Con este último número Debussy quería reproducir los movimientos mecánicos y a tirones de una muñeca negra bailando. Para ello decide recurrir, por primera vez en su repertorio aunque no por última, a una música que venida de América se estaba poniendo de moda: hablo del jazz que en esos momentos estaba dando sus primeros pasos. 

 

Lo que hace realmente es poner a la muñeca a bailar el cake-walk, baile nacido en las plantaciones del sur de EE.UU que se puso de moda en torno a 1880 y que guarda similitudes con el ragtime -hay todo un debate sobre si el ragtime influyó al cake-walk o viceversa-. Lo que está claro es que Debussy utilizó las características melodías síncopas de este tipo de música, además del ritmo acentuado en los tiempos impares para crear esos movimientos mecánicos de la muñeca.  A partir de la mitad de la pieza, más o menos, parece que le va a dar cierto aire a la muñeca, le va a permitir jugar con el sentimiento y la emoción, según sus palabras este fragmento debía ser interpretado con “gran emoción”. Pero serán unos segundos, la pieza finaliza igual que comenzó, a ritmo de cake-walk.

 

 

Así finaliza este The Children Corner de Claude Debussy.

 

Al igual que en el caso de los Cuadros de una exposición de Modest Mussorgski que veíamos el otro día, de esta pieza, escrita originalmente para piano, tenemos versión orquestal.
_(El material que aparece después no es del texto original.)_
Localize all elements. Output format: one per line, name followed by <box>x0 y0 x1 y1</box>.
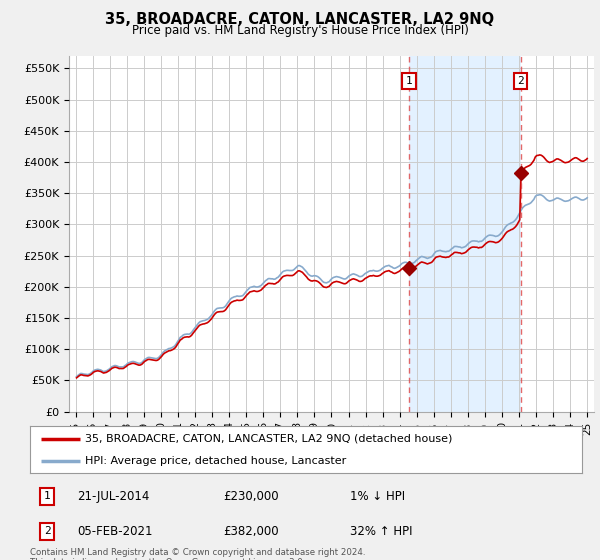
Text: 1% ↓ HPI: 1% ↓ HPI <box>350 490 405 503</box>
Text: 32% ↑ HPI: 32% ↑ HPI <box>350 525 413 538</box>
Text: 1: 1 <box>44 492 50 501</box>
Text: 35, BROADACRE, CATON, LANCASTER, LA2 9NQ: 35, BROADACRE, CATON, LANCASTER, LA2 9NQ <box>106 12 494 27</box>
Text: 05-FEB-2021: 05-FEB-2021 <box>77 525 152 538</box>
Text: 2: 2 <box>517 76 524 86</box>
Text: 35, BROADACRE, CATON, LANCASTER, LA2 9NQ (detached house): 35, BROADACRE, CATON, LANCASTER, LA2 9NQ… <box>85 434 452 444</box>
Bar <box>409 56 521 412</box>
Text: Contains HM Land Registry data © Crown copyright and database right 2024.
This d: Contains HM Land Registry data © Crown c… <box>30 548 365 560</box>
Text: Price paid vs. HM Land Registry's House Price Index (HPI): Price paid vs. HM Land Registry's House … <box>131 24 469 36</box>
Text: HPI: Average price, detached house, Lancaster: HPI: Average price, detached house, Lanc… <box>85 456 346 466</box>
Text: 1: 1 <box>406 76 412 86</box>
Text: 21-JUL-2014: 21-JUL-2014 <box>77 490 149 503</box>
Text: 2: 2 <box>44 526 50 536</box>
Text: £382,000: £382,000 <box>223 525 279 538</box>
Text: £230,000: £230,000 <box>223 490 279 503</box>
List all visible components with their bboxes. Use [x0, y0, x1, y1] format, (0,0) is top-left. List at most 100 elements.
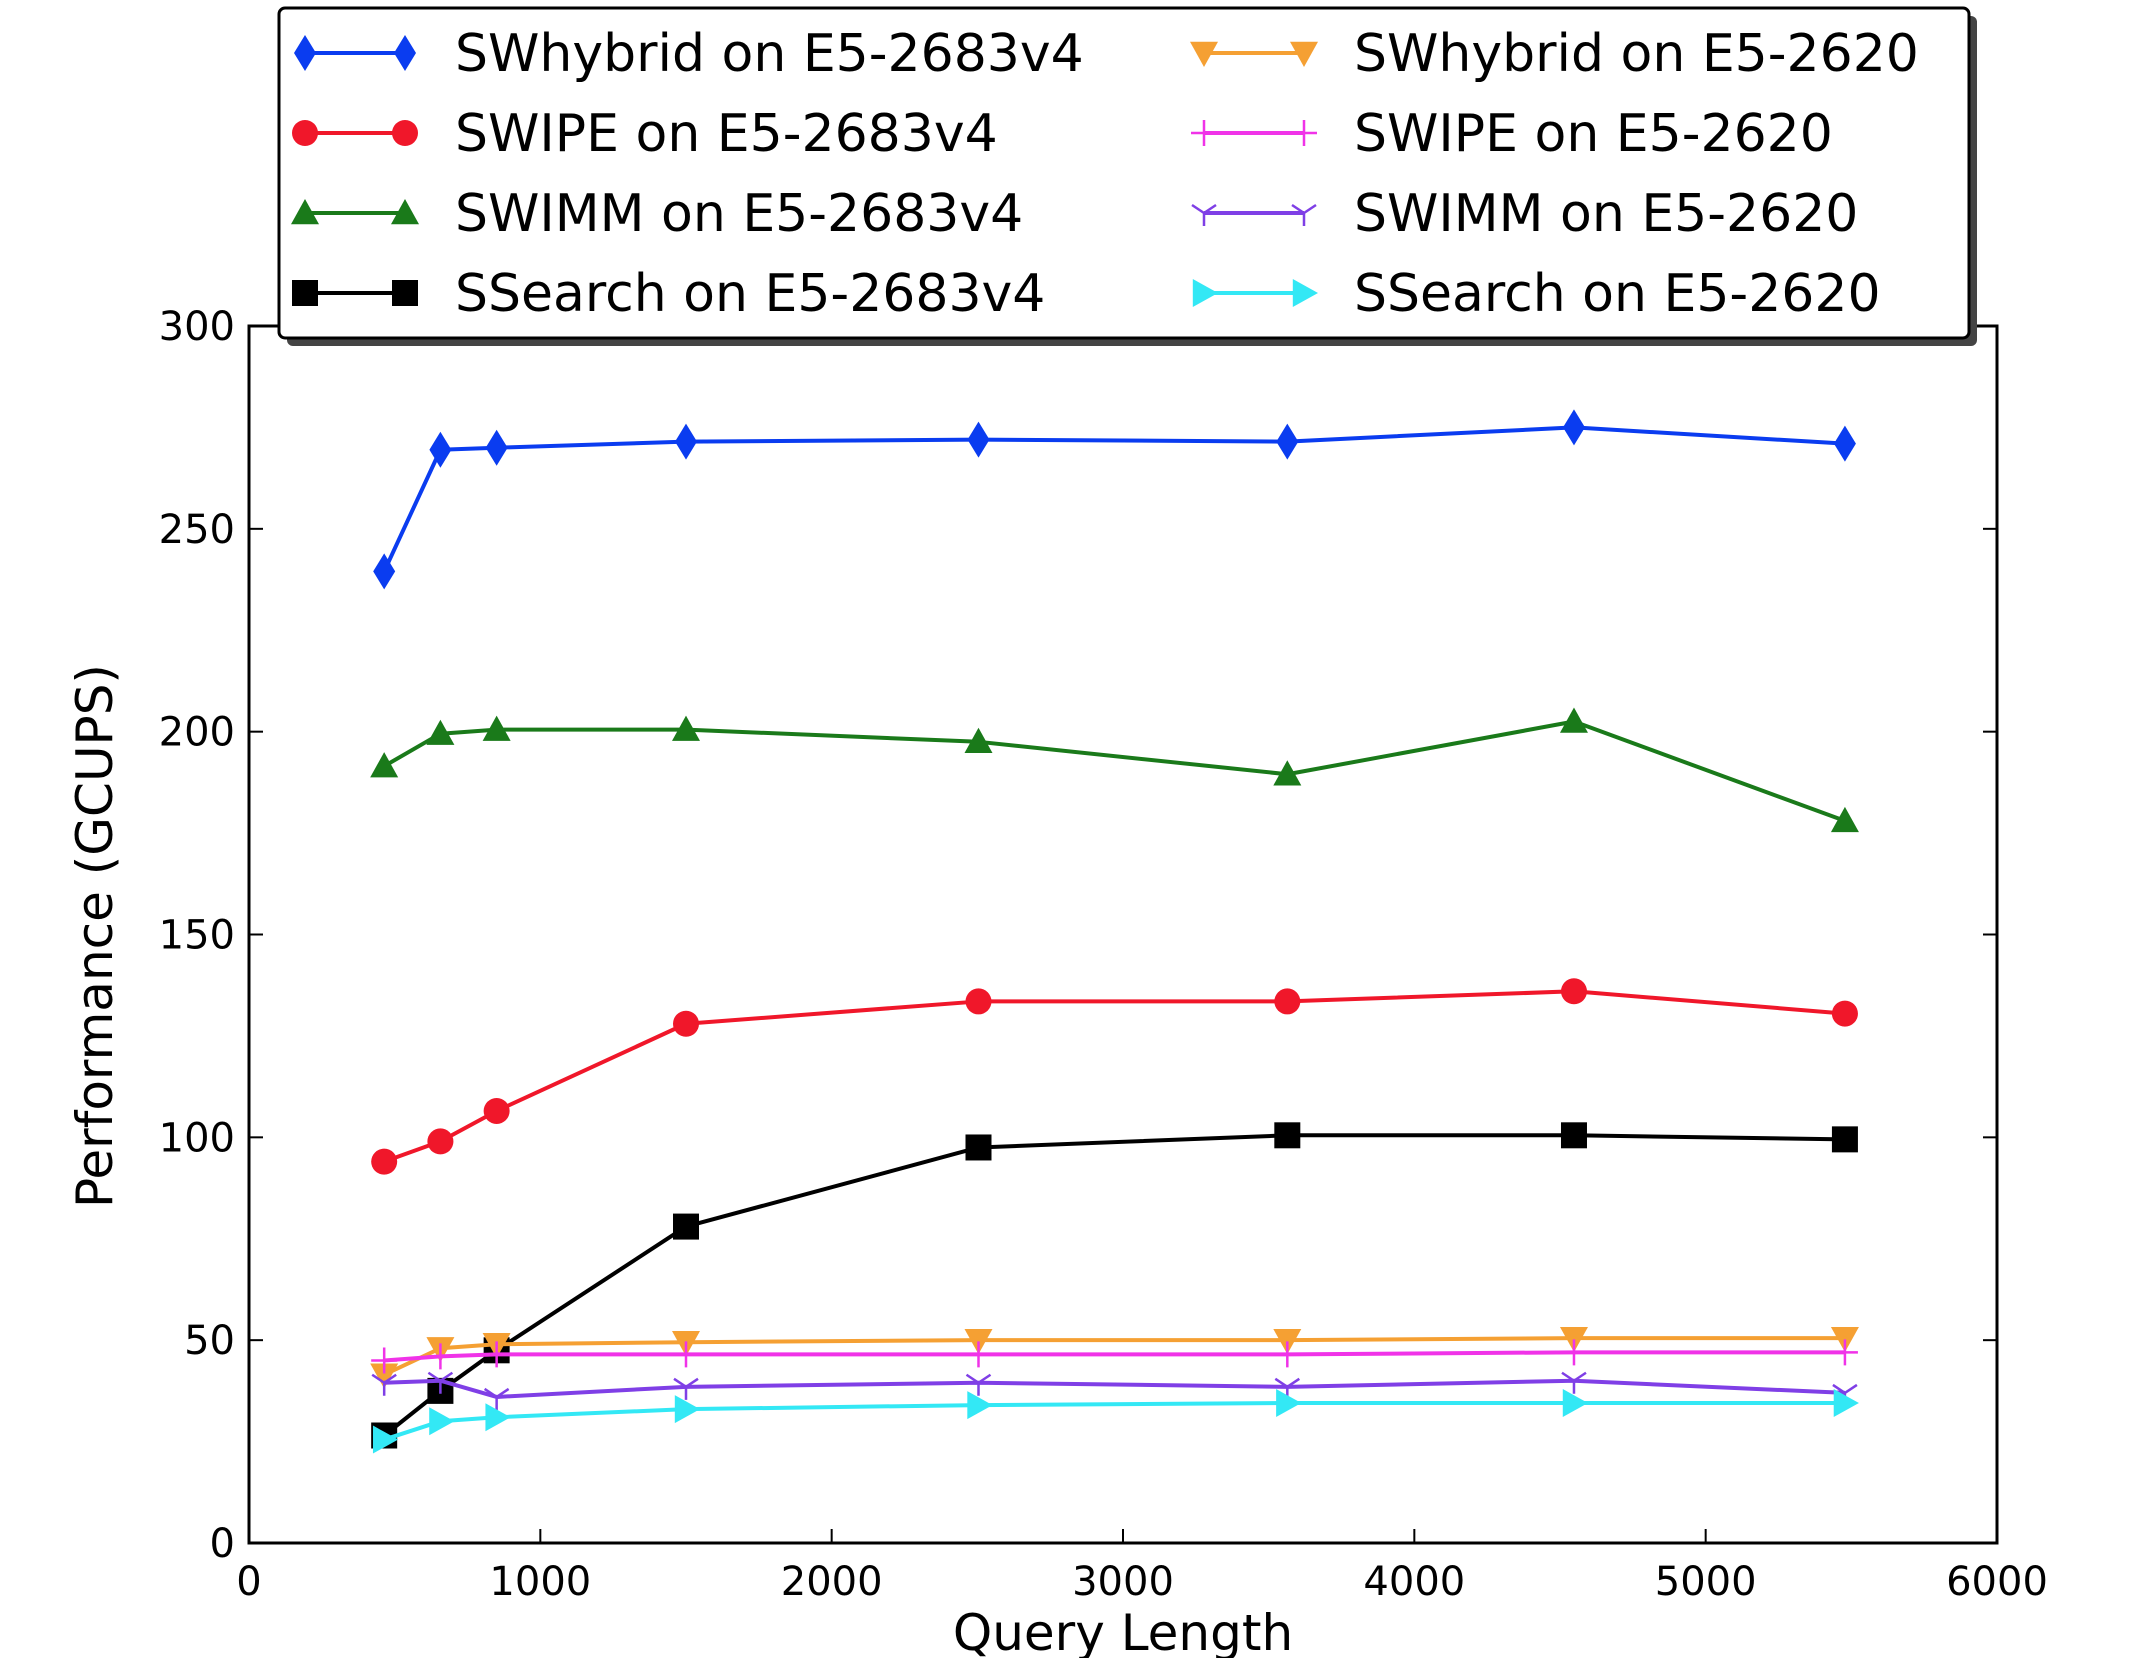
- data-point: [965, 1341, 992, 1368]
- data-point: [1560, 1122, 1587, 1149]
- legend-marker: [292, 280, 318, 306]
- legend-item: SWIMM on E5-2620: [1191, 184, 1858, 244]
- data-point: [965, 988, 992, 1015]
- data-point: [485, 1403, 511, 1432]
- data-point: [965, 1373, 992, 1396]
- data-point: [426, 719, 455, 745]
- legend-label: SWhybrid on E5-2620: [1354, 24, 1919, 84]
- legend-item: SWhybrid on E5-2620: [1190, 24, 1919, 84]
- series-line: [383, 1336, 1845, 1377]
- legend-item: SWhybrid on E5-2683v4: [294, 24, 1084, 84]
- data-point: [427, 1343, 454, 1370]
- data-point: [370, 1363, 399, 1389]
- legend-item: SSearch on E5-2620: [1192, 264, 1881, 324]
- data-point: [672, 715, 700, 741]
- y-tick-label: 150: [159, 913, 235, 959]
- legend-marker: [292, 120, 318, 146]
- x-axis-label: Query Length: [953, 1604, 1293, 1658]
- legend-marker: [1191, 120, 1217, 146]
- data-point: [1274, 1122, 1301, 1149]
- series-6: [371, 1371, 1858, 1410]
- data-point: [371, 1373, 397, 1396]
- legend-marker: [1291, 203, 1317, 226]
- data-point: [1562, 1389, 1588, 1418]
- data-point: [429, 431, 452, 468]
- data-point: [1833, 425, 1856, 462]
- data-point: [1559, 707, 1588, 733]
- plot-area: 0 1000 2000 3000 4000 5000 6000 0 50 100 150 200 250…: [159, 304, 2048, 1605]
- x-tick-label: 2000: [781, 1559, 883, 1605]
- data-point: [674, 1395, 700, 1424]
- x-tick-label: 4000: [1363, 1559, 1465, 1605]
- data-point: [1274, 1341, 1301, 1368]
- x-tick-label: 6000: [1946, 1559, 2048, 1605]
- data-point: [1560, 1339, 1587, 1366]
- legend-box: [277, 6, 1971, 340]
- series-0: [373, 409, 1856, 590]
- data-point: [483, 1387, 510, 1410]
- data-point: [1276, 1389, 1302, 1418]
- legend-marker: [291, 199, 319, 225]
- data-point: [964, 727, 993, 754]
- data-point: [1561, 1371, 1587, 1394]
- series-2: [370, 707, 1859, 833]
- y-tick-label: 50: [184, 1318, 235, 1364]
- series-line: [383, 719, 1846, 823]
- legend-marker: [1290, 41, 1318, 67]
- data-point: [482, 715, 511, 741]
- legend-item: SWIMM on E5-2683v4: [291, 184, 1023, 244]
- y-tick-label: 100: [159, 1115, 235, 1161]
- y-tick-label: 250: [159, 507, 235, 553]
- series-1: [371, 978, 1858, 1175]
- x-tick-label: 3000: [1072, 1559, 1174, 1605]
- legend-marker: [1292, 279, 1318, 307]
- data-point: [427, 1128, 454, 1155]
- data-point: [371, 1148, 398, 1175]
- data-point: [429, 1407, 455, 1436]
- data-point: [673, 1010, 699, 1037]
- legend-marker: [1192, 279, 1218, 307]
- data-point: [1274, 988, 1301, 1015]
- data-point: [1273, 760, 1302, 786]
- legend-item: SWIPE on E5-2620: [1191, 104, 1833, 164]
- legend-marker: [392, 120, 418, 146]
- legend-label: SWIPE on E5-2620: [1354, 104, 1833, 164]
- data-point: [1562, 409, 1585, 446]
- data-point: [485, 429, 508, 466]
- data-point: [1276, 423, 1299, 460]
- data-point: [1830, 806, 1859, 833]
- data-point: [483, 1097, 510, 1124]
- legend-label: SSearch on E5-2620: [1354, 264, 1881, 324]
- y-tick-label: 0: [210, 1521, 235, 1567]
- x-tick-label: 0: [236, 1559, 261, 1605]
- legend-label: SSearch on E5-2683v4: [455, 264, 1045, 324]
- legend-marker: [394, 35, 416, 71]
- legend: SWhybrid on E5-2683v4 SWIPE on E5-2683v4 S…: [277, 6, 1977, 346]
- data-point: [1831, 1126, 1858, 1153]
- x-tick-label: 5000: [1655, 1559, 1757, 1605]
- data-point: [1833, 1389, 1859, 1418]
- series-line: [384, 1378, 1846, 1399]
- data-point: [427, 1371, 454, 1394]
- data-point: [1560, 978, 1587, 1005]
- data-point: [673, 1341, 699, 1368]
- series-5: [371, 1339, 1858, 1374]
- data-point: [373, 553, 396, 590]
- data-point: [967, 1391, 993, 1420]
- legend-label: SWIMM on E5-2683v4: [455, 184, 1023, 244]
- data-point: [673, 1213, 699, 1240]
- legend-marker: [1190, 41, 1218, 67]
- legend-label: SWIMM on E5-2620: [1354, 184, 1858, 244]
- data-point: [673, 1377, 699, 1400]
- legend-label: SWIPE on E5-2683v4: [455, 104, 998, 164]
- data-point: [1831, 1000, 1858, 1027]
- data-point: [370, 752, 399, 778]
- data-point: [675, 423, 697, 460]
- legend-label: SWhybrid on E5-2683v4: [455, 24, 1084, 84]
- data-point: [483, 1341, 510, 1368]
- legend-marker: [1191, 203, 1217, 226]
- data-point: [372, 1425, 399, 1454]
- y-tick-label: 200: [159, 710, 235, 756]
- y-tick-label: 300: [159, 304, 235, 350]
No la hizó Debussy, la realizó su amigo Caplet pero sí que tuvo su pleno consentimiento y aprobación.

 

Realmente el resultado dista mucho de lo que Ravel consiguió con Los cuadros de una exposición. En el caso de estas miniaturas soportan bastante mal el tratamiento sinfónico. Para ser claros, la pieza empeora bastante. Pero no está mal conocerla, así que aquí la tenéis.